Question

Points \( P \) and \( Q \) are given by \( \vec{OP} = \vec{i} - \vec{j} - \vec{k} \) and \( \vec{OQ} = -\vec{i} + \vec{j} + \vec{k} \). A line along the vector \( \vec{a} = \vec{i} + \vec{j} \) passes through point \( P \), and another line along the vector \( \vec{b} = \vec{j} - \vec{k} \) passes through point \( Q \). If a line along the vector \( \vec{c} = \vec{i} - \vec{j} + \vec{k} \) intersects both the lines along \( \vec{a} \) and \( \vec{b} \) at \( L \) and \( M \) respectively, then \( \vec{PM} = \) ?

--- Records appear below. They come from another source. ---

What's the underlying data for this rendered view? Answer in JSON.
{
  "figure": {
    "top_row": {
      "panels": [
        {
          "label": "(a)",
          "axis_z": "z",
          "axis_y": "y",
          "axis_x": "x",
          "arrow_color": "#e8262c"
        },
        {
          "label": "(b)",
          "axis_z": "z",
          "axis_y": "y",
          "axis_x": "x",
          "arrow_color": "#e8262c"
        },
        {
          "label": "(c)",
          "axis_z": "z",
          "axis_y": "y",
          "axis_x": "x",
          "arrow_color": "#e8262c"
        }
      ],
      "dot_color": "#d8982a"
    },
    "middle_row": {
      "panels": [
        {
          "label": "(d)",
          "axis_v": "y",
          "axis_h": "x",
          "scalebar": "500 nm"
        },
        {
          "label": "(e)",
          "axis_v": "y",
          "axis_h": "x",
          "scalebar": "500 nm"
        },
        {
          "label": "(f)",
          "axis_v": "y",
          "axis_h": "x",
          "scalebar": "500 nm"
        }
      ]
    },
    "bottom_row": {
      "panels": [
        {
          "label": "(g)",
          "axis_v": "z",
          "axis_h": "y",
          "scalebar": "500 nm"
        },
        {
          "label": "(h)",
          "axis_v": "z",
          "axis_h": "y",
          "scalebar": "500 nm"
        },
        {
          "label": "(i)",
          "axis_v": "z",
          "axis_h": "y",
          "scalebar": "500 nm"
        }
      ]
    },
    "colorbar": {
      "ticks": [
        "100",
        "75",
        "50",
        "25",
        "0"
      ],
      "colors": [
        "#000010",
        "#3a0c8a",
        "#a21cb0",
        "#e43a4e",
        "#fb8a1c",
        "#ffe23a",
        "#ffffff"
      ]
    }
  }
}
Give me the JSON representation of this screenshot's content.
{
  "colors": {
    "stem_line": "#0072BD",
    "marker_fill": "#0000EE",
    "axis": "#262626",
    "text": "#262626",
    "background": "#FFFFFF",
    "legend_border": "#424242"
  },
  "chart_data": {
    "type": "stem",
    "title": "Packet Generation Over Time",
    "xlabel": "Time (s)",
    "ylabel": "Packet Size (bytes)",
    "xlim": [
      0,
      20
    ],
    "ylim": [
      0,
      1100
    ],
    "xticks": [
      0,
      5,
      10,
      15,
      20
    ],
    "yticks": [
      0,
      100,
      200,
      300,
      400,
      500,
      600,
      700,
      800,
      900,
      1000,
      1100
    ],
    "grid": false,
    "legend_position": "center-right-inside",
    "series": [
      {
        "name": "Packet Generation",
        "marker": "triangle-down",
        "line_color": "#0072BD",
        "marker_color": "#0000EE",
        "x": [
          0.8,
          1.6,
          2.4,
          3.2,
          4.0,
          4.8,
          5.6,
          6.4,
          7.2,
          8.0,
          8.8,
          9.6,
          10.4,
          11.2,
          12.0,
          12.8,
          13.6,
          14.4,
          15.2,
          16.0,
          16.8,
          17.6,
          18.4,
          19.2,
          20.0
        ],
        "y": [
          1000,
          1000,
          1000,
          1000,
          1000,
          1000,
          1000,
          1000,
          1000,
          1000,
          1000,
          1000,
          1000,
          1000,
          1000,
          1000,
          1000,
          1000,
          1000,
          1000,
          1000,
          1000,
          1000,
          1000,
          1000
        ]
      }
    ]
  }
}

• A. \( \vec{i} - \vec{j} + 2\vec{k} \)
• B. \( 4\vec{i} + 4\vec{j} \)
• C. \( -2\vec{i} + 10\vec{j} - 6\vec{k} \)
• D. \( 3\vec{i} - 2\vec{j} + \vec{k} \)

Hint:

To find the vector between two skew lines intersected by a third, express the points on each line parametrically and solve for the parameter values that match the third line's direction vector.

Answer 1

The Correct Option is C

Let us define the parametric equations of the three lines: Line through \( P \) and parallel to \( \vec{a} = \vec{i} + \vec{j} \): 
\[ \vec{r}_1(t) = (\vec{i} - \vec{j} - \vec{k}) + t(\vec{i} + \vec{j}) = (1 + t)\vec{i} + (-1 + t)\vec{j} - \vec{k} \] Line through \( Q \) and parallel to \( \vec{b} = \vec{j} - \vec{k} \): 
\[ \vec{r}_2(s) = (-\vec{i} + \vec{j} + \vec{k}) + s(\vec{j} - \vec{k}) = -\vec{i} + (1 + s)\vec{j} + (1 - s)\vec{k} \] Line along \( \vec{c} = \vec{i} - \vec{j} + \vec{k} \): 
Let this line intersect the above two lines at points \( L \) and \( M \), with parameter \( \lambda \), so: \[ \vec{r}_c(\lambda) = \vec{r}_L = \vec{r}_M = \vec{r}_0 + \lambda(\vec{i} - \vec{j} + \vec{k}) \] Now, we equate this vector with each line to find the common point of intersection: Let \( \vec{r}_c(\lambda) = \vec{r}_1(t) = \vec{r}_2(s) \) From the equality: \[ (1 + t)\vec{i} + (-1 + t)\vec{j} - \vec{k} = -\vec{i} + (1 + s)\vec{j} + (1 - s)\vec{k} \]